NASHVILLE, Tenn. (WKRN) – Hammerhead worms have a unique look. They were first introduced to the United States from Southeast Asia in the early 1900s and are considered invasive.

Although they have not been found in overwhelming numbers so far, they have turned up in Tennessee and surrounding states.

They pose a threat to our environment. “They’re predators,” explained Dr. Karen Vail, UT Professor and Extension Urban Entomologist.

“They feed on earthworms and slugs and other invertebrates, and even on other hammerhead worms.”

Dr. Vail added the biggest threat would be toward anyone who is keeping or growing earthworms, “We don’t want to decimate our native earthworms or earthworms that we have in our yards.”

  • Hammerhead worm
  • Hammerhead worm
  • Hammerhead worm

Another note of caution: don’t pick them up with bare hands because hammerhead worms produce a toxin that is a skin irritant.

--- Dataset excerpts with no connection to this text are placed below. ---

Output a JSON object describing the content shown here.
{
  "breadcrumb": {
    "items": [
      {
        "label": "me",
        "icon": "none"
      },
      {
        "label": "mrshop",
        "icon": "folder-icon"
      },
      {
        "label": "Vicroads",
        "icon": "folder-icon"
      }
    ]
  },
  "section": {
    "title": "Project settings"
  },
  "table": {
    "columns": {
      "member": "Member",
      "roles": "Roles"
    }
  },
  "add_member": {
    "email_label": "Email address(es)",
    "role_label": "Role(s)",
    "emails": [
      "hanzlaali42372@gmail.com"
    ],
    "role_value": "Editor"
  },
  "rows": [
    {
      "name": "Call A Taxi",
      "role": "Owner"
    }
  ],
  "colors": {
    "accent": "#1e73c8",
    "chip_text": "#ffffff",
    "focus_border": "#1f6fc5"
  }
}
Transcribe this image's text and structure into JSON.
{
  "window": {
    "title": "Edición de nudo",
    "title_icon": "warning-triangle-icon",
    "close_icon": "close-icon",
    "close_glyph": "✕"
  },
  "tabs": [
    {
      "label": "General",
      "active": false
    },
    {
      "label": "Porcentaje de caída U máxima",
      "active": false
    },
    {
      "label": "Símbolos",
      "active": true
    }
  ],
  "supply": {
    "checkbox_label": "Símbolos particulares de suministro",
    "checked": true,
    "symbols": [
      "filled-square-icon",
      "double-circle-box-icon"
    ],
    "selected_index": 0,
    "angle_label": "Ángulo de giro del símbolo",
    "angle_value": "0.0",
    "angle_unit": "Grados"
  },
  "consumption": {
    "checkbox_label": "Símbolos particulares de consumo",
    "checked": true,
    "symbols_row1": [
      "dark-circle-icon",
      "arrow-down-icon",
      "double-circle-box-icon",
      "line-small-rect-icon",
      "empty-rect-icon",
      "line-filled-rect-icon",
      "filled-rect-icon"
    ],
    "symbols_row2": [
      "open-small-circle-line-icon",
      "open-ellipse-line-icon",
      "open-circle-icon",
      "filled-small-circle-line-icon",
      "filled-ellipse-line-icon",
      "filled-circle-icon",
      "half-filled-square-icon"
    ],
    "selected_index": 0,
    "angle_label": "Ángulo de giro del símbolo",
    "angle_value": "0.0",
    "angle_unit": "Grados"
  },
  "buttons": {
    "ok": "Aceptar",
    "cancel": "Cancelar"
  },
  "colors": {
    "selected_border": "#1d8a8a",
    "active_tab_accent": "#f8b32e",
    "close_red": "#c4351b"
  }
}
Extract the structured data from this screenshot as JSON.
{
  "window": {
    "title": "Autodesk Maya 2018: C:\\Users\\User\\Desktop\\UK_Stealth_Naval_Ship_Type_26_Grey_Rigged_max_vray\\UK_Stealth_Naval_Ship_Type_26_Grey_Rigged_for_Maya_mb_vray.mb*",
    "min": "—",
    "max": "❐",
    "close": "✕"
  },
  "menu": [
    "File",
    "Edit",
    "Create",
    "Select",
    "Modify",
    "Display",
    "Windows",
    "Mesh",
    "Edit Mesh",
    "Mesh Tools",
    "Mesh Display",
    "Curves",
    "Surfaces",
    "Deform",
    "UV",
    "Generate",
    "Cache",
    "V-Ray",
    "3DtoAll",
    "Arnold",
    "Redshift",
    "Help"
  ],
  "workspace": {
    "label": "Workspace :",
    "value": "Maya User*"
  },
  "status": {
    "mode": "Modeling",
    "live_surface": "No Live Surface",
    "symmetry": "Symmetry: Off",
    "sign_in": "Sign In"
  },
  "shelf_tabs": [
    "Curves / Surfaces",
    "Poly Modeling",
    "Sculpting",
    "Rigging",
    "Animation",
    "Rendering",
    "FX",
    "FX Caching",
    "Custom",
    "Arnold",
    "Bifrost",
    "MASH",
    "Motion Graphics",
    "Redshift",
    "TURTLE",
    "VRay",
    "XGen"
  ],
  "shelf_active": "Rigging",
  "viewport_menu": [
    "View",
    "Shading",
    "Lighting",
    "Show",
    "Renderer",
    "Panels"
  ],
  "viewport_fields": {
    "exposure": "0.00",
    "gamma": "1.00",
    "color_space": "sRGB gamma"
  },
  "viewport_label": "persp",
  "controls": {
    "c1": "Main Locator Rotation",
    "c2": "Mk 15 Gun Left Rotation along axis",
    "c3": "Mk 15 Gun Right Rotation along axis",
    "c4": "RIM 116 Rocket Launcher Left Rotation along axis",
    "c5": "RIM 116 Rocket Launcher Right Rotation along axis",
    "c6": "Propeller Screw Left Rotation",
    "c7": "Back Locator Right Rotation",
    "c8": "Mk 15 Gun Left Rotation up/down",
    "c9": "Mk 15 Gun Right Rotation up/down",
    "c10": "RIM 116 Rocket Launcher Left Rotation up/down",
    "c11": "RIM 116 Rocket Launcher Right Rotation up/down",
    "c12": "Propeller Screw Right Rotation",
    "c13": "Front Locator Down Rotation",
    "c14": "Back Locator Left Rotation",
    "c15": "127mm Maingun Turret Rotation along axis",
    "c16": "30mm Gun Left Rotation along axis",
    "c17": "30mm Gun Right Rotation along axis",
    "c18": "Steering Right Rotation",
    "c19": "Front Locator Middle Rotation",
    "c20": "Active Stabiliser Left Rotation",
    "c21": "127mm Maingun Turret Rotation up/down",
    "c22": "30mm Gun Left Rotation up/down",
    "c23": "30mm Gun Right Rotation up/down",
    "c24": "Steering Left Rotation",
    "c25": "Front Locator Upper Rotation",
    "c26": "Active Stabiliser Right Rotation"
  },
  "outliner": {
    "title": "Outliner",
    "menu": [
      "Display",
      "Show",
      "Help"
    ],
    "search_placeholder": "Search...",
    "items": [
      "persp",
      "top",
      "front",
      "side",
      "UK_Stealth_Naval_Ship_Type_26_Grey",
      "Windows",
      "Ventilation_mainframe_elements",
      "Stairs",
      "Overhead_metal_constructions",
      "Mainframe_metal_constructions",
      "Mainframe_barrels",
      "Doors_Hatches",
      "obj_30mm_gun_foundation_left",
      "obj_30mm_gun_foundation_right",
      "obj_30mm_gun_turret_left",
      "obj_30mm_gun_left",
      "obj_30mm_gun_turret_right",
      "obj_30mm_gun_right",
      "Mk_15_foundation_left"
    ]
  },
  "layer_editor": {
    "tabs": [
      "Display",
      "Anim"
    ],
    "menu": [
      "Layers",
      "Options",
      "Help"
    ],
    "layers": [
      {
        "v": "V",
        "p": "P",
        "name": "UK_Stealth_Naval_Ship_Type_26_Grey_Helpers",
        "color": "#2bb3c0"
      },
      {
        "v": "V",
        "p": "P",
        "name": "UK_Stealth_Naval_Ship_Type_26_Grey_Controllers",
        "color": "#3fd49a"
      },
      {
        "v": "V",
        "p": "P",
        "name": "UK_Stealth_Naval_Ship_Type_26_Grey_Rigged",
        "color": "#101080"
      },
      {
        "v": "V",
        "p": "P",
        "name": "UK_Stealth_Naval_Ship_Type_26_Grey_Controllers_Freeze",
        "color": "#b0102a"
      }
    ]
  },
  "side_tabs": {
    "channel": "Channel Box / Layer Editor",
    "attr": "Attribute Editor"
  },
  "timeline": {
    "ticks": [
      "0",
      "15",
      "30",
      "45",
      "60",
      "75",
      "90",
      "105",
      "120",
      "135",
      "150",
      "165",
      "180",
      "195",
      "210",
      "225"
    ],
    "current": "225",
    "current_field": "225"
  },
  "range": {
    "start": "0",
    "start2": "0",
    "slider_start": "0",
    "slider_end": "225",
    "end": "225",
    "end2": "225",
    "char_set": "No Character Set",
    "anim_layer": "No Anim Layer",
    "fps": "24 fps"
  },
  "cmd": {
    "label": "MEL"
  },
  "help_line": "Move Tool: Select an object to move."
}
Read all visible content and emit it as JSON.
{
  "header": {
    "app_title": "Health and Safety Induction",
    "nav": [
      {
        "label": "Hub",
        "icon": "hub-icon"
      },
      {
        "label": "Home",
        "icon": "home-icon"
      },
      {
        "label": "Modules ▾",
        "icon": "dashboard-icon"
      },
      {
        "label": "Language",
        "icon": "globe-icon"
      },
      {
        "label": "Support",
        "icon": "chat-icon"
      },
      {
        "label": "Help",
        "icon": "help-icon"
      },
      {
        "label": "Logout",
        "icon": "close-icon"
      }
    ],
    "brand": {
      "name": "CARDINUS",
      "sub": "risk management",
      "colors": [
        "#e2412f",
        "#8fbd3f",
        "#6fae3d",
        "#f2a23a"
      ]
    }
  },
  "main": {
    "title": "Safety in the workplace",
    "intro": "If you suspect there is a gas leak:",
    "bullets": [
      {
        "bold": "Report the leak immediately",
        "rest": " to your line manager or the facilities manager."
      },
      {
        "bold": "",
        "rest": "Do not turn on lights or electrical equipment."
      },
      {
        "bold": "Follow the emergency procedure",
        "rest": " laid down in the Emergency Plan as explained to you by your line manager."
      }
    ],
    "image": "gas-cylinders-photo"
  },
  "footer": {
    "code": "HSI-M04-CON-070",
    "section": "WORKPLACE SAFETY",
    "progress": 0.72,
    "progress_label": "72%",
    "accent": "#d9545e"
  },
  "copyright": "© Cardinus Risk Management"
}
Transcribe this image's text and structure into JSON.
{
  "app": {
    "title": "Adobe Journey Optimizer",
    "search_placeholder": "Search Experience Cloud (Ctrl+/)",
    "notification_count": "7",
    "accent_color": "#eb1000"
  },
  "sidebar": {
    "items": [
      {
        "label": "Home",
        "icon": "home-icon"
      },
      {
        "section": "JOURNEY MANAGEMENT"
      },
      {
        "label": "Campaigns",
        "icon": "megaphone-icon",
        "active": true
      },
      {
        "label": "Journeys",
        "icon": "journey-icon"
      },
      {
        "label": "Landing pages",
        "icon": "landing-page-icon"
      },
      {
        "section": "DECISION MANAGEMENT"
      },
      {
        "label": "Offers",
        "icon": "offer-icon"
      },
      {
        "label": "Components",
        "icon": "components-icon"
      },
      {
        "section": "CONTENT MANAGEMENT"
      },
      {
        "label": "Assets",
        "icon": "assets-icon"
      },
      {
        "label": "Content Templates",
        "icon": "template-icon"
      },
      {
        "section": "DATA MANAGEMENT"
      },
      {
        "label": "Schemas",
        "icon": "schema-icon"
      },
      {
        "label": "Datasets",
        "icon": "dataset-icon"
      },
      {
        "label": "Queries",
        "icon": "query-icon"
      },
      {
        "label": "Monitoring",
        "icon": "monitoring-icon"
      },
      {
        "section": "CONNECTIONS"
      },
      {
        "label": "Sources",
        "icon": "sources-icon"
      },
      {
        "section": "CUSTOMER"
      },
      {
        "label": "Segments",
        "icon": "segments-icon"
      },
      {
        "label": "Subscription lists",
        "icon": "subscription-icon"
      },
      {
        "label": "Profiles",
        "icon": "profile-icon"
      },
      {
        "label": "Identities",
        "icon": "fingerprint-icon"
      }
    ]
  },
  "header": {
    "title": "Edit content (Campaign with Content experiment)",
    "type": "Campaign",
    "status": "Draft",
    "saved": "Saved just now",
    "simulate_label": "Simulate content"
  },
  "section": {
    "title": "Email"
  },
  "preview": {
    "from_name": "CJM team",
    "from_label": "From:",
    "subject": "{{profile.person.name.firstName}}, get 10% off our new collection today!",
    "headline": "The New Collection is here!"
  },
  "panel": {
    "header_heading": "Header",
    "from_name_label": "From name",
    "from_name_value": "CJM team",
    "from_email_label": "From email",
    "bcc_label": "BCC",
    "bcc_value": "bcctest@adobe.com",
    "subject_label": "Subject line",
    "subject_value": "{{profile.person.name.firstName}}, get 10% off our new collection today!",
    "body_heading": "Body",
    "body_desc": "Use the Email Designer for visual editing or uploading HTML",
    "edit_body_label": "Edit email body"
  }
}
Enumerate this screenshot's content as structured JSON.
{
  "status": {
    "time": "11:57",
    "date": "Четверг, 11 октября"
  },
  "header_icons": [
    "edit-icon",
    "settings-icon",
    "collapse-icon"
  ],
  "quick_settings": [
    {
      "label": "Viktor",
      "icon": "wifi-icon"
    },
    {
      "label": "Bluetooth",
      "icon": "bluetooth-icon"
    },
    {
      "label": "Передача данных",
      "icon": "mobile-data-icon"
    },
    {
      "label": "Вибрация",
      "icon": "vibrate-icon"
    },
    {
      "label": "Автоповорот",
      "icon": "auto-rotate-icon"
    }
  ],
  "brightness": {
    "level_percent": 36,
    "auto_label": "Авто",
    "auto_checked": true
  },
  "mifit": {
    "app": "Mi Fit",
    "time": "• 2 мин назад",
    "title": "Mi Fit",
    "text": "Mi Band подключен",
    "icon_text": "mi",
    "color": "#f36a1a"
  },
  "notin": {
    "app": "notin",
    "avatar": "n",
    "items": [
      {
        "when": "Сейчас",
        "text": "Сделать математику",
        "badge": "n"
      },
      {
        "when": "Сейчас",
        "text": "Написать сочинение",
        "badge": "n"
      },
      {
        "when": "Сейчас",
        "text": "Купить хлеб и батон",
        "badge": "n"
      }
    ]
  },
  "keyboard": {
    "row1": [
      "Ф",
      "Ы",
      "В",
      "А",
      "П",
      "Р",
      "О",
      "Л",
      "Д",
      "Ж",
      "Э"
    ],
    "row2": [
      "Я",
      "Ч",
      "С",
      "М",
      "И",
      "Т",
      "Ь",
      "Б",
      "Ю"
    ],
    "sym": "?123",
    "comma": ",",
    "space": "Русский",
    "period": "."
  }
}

And, there’s one thing you should not do when it comes to getting rid of them.

“If we do see them, and people want to kill them, we need to make sure they don’t use a hoe and chop them up into little pieces,” Dr. Vail said.

Hammerhead worms can grow up to a foot long and regenerate.

“That’s how they reproduce asexually. They break up a part of their body and then it regenerates the rest of it. So, if you were to hack it up into several pieces, you’re going to be having that many more hammerhead worms present.”

Instead, Dr. Vail suggested dousing them with salt, vinegar, or alcohol to kill them.

There is a bit of good news, as far as these slimy creatures are concerned. “We’re just not seeing the high numbers of hammerhead worms to cause any significant damage at this time,” Dr. Vail pointed out.

For now, the hammerhead worm is something the experts will continue to monitor.